Personal information
- Nationality: American
- Born: April 21, 1978 (age 48) Little Falls, Minnesota, United States

Sport
- Country: United States

Medal record
Representing United States
Deaflympics
Women's basketball
| Gold medal – first place | Copenhagen 1997 | team |
Women's Volleyball
| Silver medal – second place | Rome 2001 | team |
| Bronze medal – third place | Melbourne 2005 | team |

= Ronda Jo Miller =

American basketball and volleyball player (born 1978)

Ronda Jo Miller (born 21 April 1978) is a retired American professional deaf female basketball and volleyball player. She is one of the few deaf women basketball players to have tried out for WNBA. However, she did not make the team.

== Biography ==
Ronda Jo Miller was born profoundly deaf in Little Falls, Minnesota. As a child she played basketball with her brother, Robert using a hoop nailed to a shed next to their barn. She attended and graduated from the Minnesota State Academy for the Deaf. She graduated at Gallaudet University in 2001.

== Career ==
She made her Deaflympic debut at the 1997 Summer Deaflympics as part of the US deaf basketball team that claimed the gold medal.

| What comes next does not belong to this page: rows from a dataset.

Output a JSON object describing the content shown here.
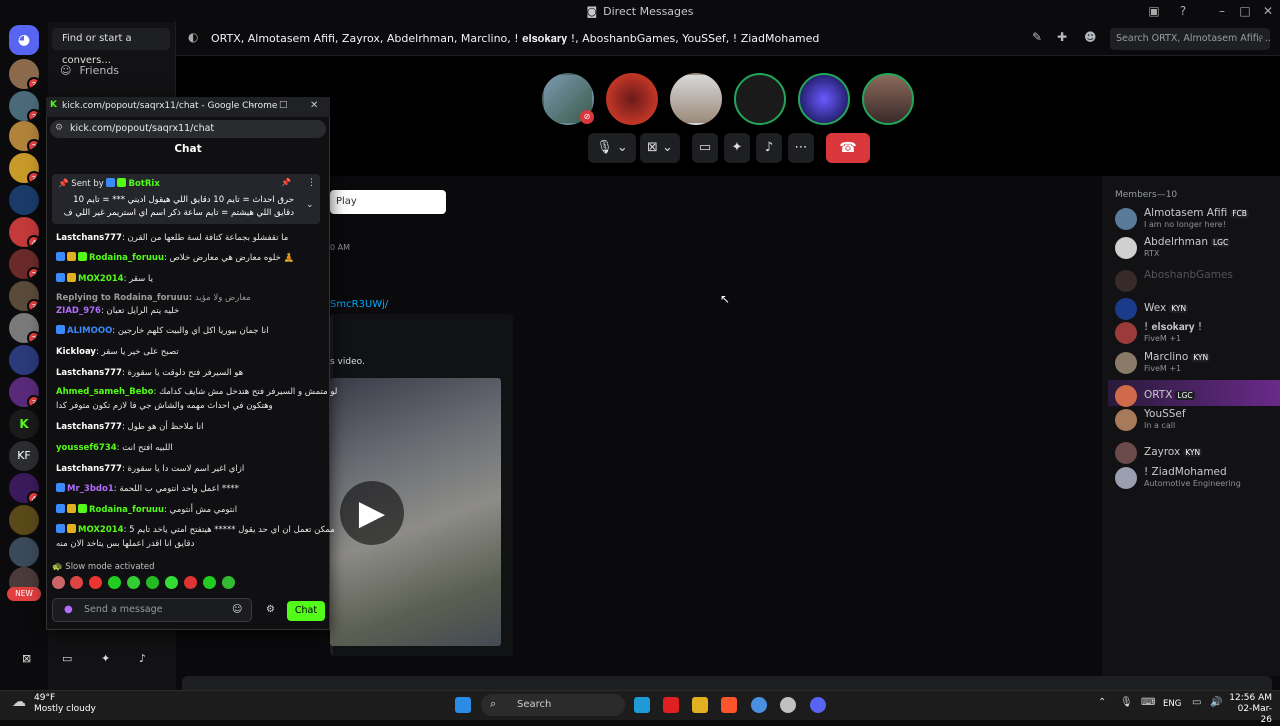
{
  "window": {
    "title": "Direct Messages"
  },
  "sidebar": {
    "search_placeholder": "Find or start a convers...",
    "friends_label": "Friends",
    "server_badges": [
      "3",
      "3",
      "2",
      "3",
      "4",
      "2",
      "3",
      "2",
      "3",
      "4",
      "KF"
    ],
    "new_label": "NEW"
  },
  "header": {
    "title": "ORTX, Almotasem Afifi, Zayrox, Abdelrhman, Marclino, ! 𝐞𝐥𝐬𝐨𝐤𝐚𝐫𝐲 !, AboshanbGames, YouSSef, ! ZiadMohamed",
    "search_placeholder": "Search ORTX, Almotasem Afifi, ..."
  },
  "call": {
    "participants": [
      "Almotasem Afifi",
      "ORTX",
      "Abdelrhman",
      "Marclino",
      "Zayrox",
      "YouSSef"
    ]
  },
  "messages": {
    "play_input": "Play",
    "time_fragment": "0 AM",
    "link_fragment": "SmcR3UWj/",
    "embed_text": "s video."
  },
  "members": {
    "header": "Members—10",
    "list": [
      {
        "name": "Almotasem Afifi",
        "tag": "FCB",
        "status": "I am no longer here!"
      },
      {
        "name": "Abdelrhman",
        "tag": "LGC",
        "status": "RTX"
      },
      {
        "name": "AboshanbGames",
        "tag": "",
        "status": ""
      },
      {
        "name": "Wex",
        "tag": "KYN",
        "status": ""
      },
      {
        "name": "! 𝐞𝐥𝐬𝐨𝐤𝐚𝐫𝐲 !",
        "tag": "",
        "status": "FiveM +1"
      },
      {
        "name": "Marclino",
        "tag": "KYN",
        "status": "FiveM +1"
      },
      {
        "name": "ORTX",
        "tag": "LGC",
        "status": ""
      },
      {
        "name": "YouSSef",
        "tag": "",
        "status": "In a call"
      },
      {
        "name": "Zayrox",
        "tag": "KYN",
        "status": ""
      },
      {
        "name": "! ZiadMohamed",
        "tag": "",
        "status": "Automotive Engineering"
      }
    ]
  },
  "popout": {
    "window_title": "kick.com/popout/saqrx11/chat - Google Chrome",
    "url": "kick.com/popout/saqrx11/chat",
    "chat_title": "Chat",
    "pinned_by": "Sent by",
    "pinned_user": "BotRix",
    "pinned_text": "حرق احداث = تايم 10 دقايق اللي هيقول اديني *** = تايم 10 دقايق اللي هيشتم = تايم ساعة ذكر اسم اي استريمر غير اللي ف الروم بلاي = تايم ...",
    "messages": [
      {
        "user": "Lastchans777",
        "color": "#ffffff",
        "text": "ما تقفشلو بجماعة كتافة لسة طلعها من القرن"
      },
      {
        "user": "Rodaina_foruuu",
        "color": "#53fc18",
        "text": "خلوه معارض هي معارض خلاص 🧘"
      },
      {
        "user": "MOX2014",
        "color": "#53fc18",
        "text": "يا سقر"
      },
      {
        "user": "Replying to Rodaina_foruuu:",
        "color": "#9a9a9a",
        "text": "معارض ولا مؤيد"
      },
      {
        "user": "ZIAD_976",
        "color": "#b36cff",
        "text": "خليه يتم الرايل تعبان"
      },
      {
        "user": "ALIMOOO",
        "color": "#3a8bff",
        "text": "انا جمان بيوريا اكل اي والبيت كلهم خارجين"
      },
      {
        "user": "Kickloay",
        "color": "#ffffff",
        "text": "تصبح على خير يا سقر"
      },
      {
        "user": "Lastchans777",
        "color": "#ffffff",
        "text": "هو السيرفر فتح دلوقت يا سقورة"
      },
      {
        "user": "Ahmed_sameh_Bebo",
        "color": "#53fc18",
        "text": "لو متمش و السيرفر فتح هتدخل مش شايف كدامك"
      },
      {
        "user": "",
        "color": "#ffffff",
        "text": "وهتكون في احداث مهمه والشاش جي فا لازم تكون متوفر كدا"
      },
      {
        "user": "Lastchans777",
        "color": "#ffffff",
        "text": "انا ملاحظ أن هو طول"
      },
      {
        "user": "youssef6734",
        "color": "#53fc18",
        "text": "اللبيه افتح انت"
      },
      {
        "user": "Lastchans777",
        "color": "#ffffff",
        "text": "ازاي اغير اسم لاست دا يا سقورة"
      },
      {
        "user": "Mr_3bdo1",
        "color": "#b36cff",
        "text": "اعمل واحد انتومي ب اللحمة ****"
      },
      {
        "user": "Rodaina_foruuu",
        "color": "#53fc18",
        "text": "انتومي مش أنتومي"
      },
      {
        "user": "MOX2014",
        "color": "#53fc18",
        "text": "5 ممكن تعمل ان اي حد يقول ***** هيتفتح امتي ياخد تايم"
      },
      {
        "user": "",
        "color": "#ffffff",
        "text": "دقايق انا اقدر اعملها بس يتاخد الان منه"
      }
    ],
    "slow_mode": "Slow mode activated",
    "input_placeholder": "Send a message",
    "chat_button": "Chat"
  },
  "taskbar": {
    "weather_temp": "49°F",
    "weather_desc": "Mostly cloudy",
    "search": "Search",
    "lang": "ENG",
    "time": "12:56 AM",
    "date": "02-Mar-26"
  }
}
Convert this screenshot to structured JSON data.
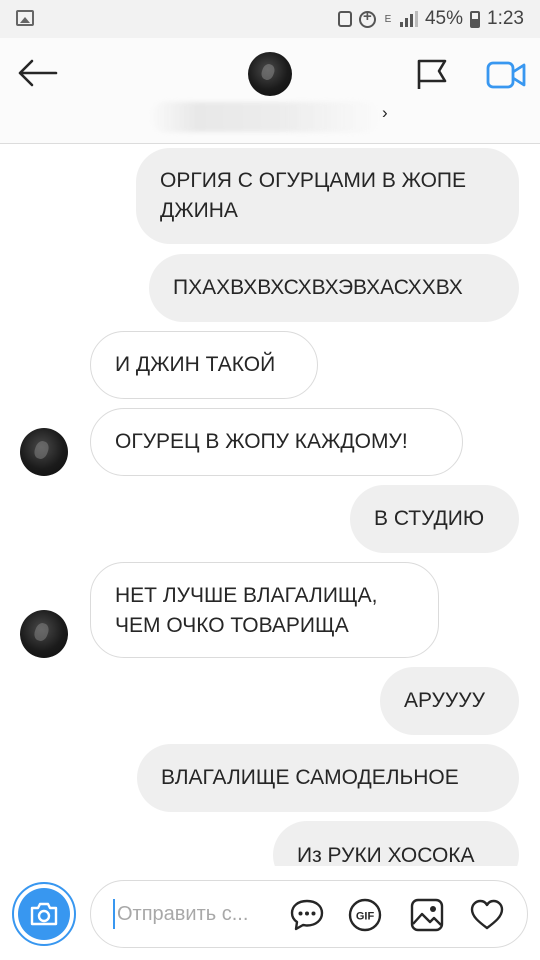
{
  "status_bar": {
    "network": "E",
    "battery": "45%",
    "time": "1:23"
  },
  "header": {
    "icons": [
      "back-arrow-icon",
      "flag-icon",
      "video-call-icon"
    ]
  },
  "messages": [
    {
      "from": "me",
      "lines": [
        "ОРГИЯ С ОГУРЦАМИ В ЖОПЕ",
        "ДЖИНА"
      ]
    },
    {
      "from": "me",
      "lines": [
        "ПХАХВХВХСХВХЭВХАСХХВХ"
      ]
    },
    {
      "from": "them",
      "lines": [
        "И ДЖИН ТАКОЙ"
      ]
    },
    {
      "from": "them",
      "lines": [
        "ОГУРЕЦ В ЖОПУ КАЖДОМУ!"
      ]
    },
    {
      "from": "me",
      "lines": [
        "В СТУДИЮ"
      ]
    },
    {
      "from": "them",
      "lines": [
        "НЕТ ЛУЧШЕ ВЛАГАЛИЩА,",
        "ЧЕМ ОЧКО ТОВАРИЩА"
      ]
    },
    {
      "from": "me",
      "lines": [
        "АРУУУУ"
      ]
    },
    {
      "from": "me",
      "lines": [
        "ВЛАГАЛИЩЕ САМОДЕЛЬНОЕ"
      ]
    },
    {
      "from": "me",
      "lines": [
        "Из РУКИ ХОСОКА"
      ]
    }
  ],
  "composer": {
    "placeholder": "Отправить с...",
    "gif_label": "GIF",
    "icons": [
      "camera-icon",
      "chat-bubble-icon",
      "gif-icon",
      "gallery-icon",
      "heart-icon"
    ],
    "accent": "#3897f0"
  }
}
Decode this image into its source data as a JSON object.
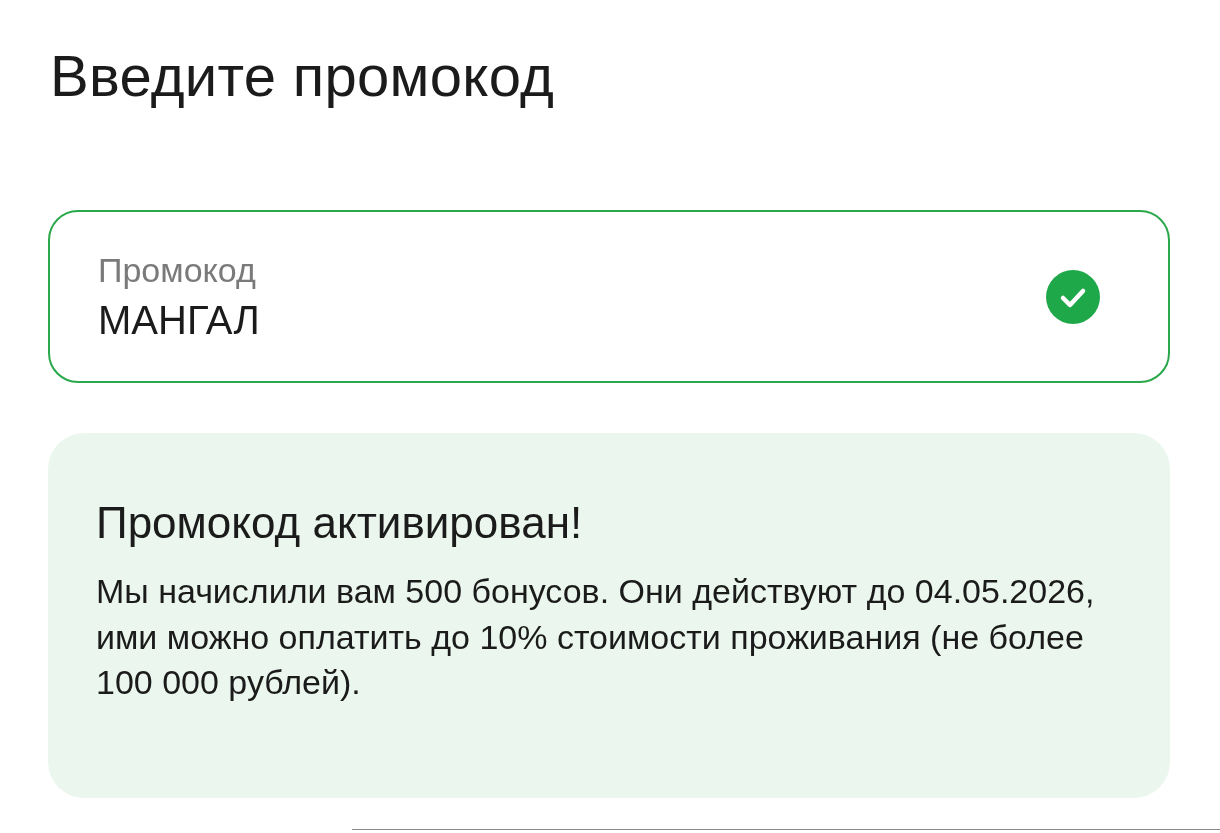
{
  "title": "Введите промокод",
  "promo_field": {
    "label": "Промокод",
    "value": "МАНГАЛ",
    "valid": true
  },
  "message": {
    "heading": "Промокод активирован!",
    "body": "Мы начислили вам 500 бонусов. Они действуют до 04.05.2026, ими можно оплатить до 10% стоимости проживания (не более 100 000 рублей)."
  }
}
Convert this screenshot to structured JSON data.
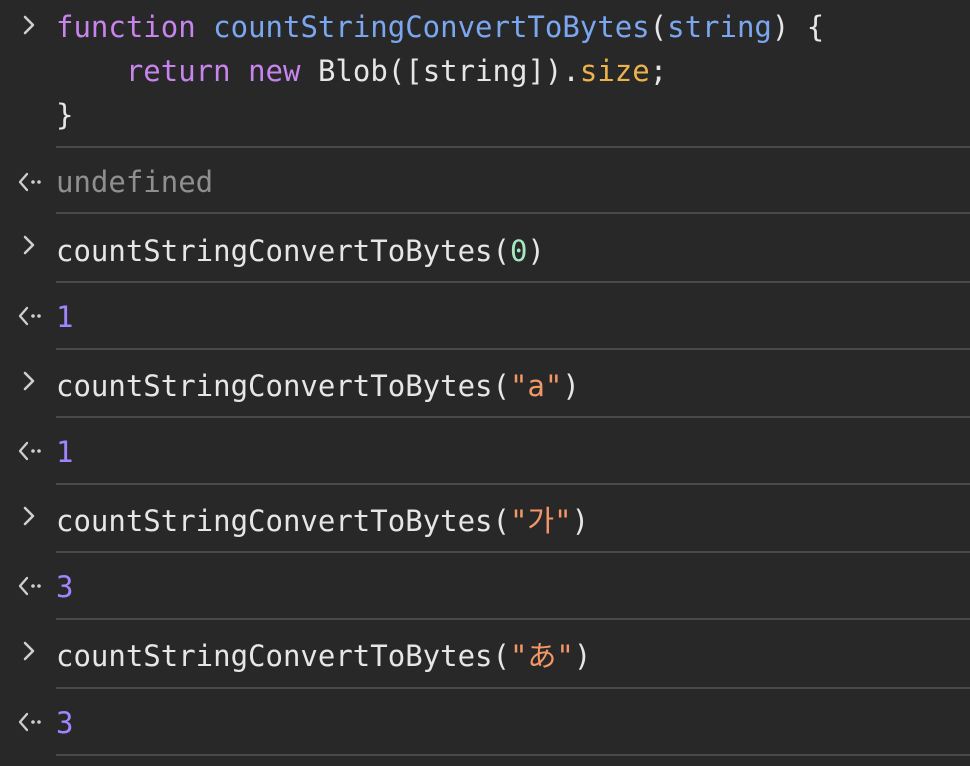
{
  "console": {
    "entries": [
      {
        "kind": "input",
        "lines": [
          {
            "kw": "function",
            "fn": "countStringConvertToBytes",
            "open": "(",
            "param": "string",
            "close": ") {"
          },
          {
            "kw_return": "return",
            "kw_new": "new",
            "cls": "Blob",
            "args": "([string])",
            "dot": ".",
            "prop": "size",
            "semi": ";"
          },
          {
            "brace": "}"
          }
        ]
      },
      {
        "kind": "output",
        "text": "undefined"
      },
      {
        "kind": "input",
        "call": "countStringConvertToBytes(",
        "arg": "0",
        "end": ")"
      },
      {
        "kind": "output",
        "text": "1"
      },
      {
        "kind": "input",
        "call": "countStringConvertToBytes(",
        "arg": "\"a\"",
        "end": ")"
      },
      {
        "kind": "output",
        "text": "1"
      },
      {
        "kind": "input",
        "call": "countStringConvertToBytes(",
        "arg": "\"가\"",
        "end": ")"
      },
      {
        "kind": "output",
        "text": "3"
      },
      {
        "kind": "input",
        "call": "countStringConvertToBytes(",
        "arg": "\"あ\"",
        "end": ")"
      },
      {
        "kind": "output",
        "text": "3"
      }
    ],
    "icons": {
      "input": "chevron-right-icon",
      "output": "return-arrow-icon"
    },
    "colors": {
      "background": "#282828",
      "keyword": "#c884ed",
      "function_name": "#7ba7f0",
      "property": "#ecb34c",
      "string": "#f29766",
      "number_input": "#a6e6c1",
      "number_result": "#9f86ff",
      "undefined": "#8f8f8f",
      "separator": "#4a4a4a"
    }
  }
}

She then became the member of the US deaf volleyball team and clinched silver and bronze medals at the 2001 Summer Deaflympics and 2005 Summer Deaflympics respectively.

Apart from her Deaflympic career, she had a historic stint with Gallaudet University women's basketball team, scoring over 1000 points for Bison.

In 1997, she was nominated for the ICSD Deaf Sportswoman of the Year award for her performance in the basketball event at the 1997 Summer Deaflympics. She was inducted into the Gallaudet Athletics Hall of Fame in 2008. She retired from international basketball competitions in 2014.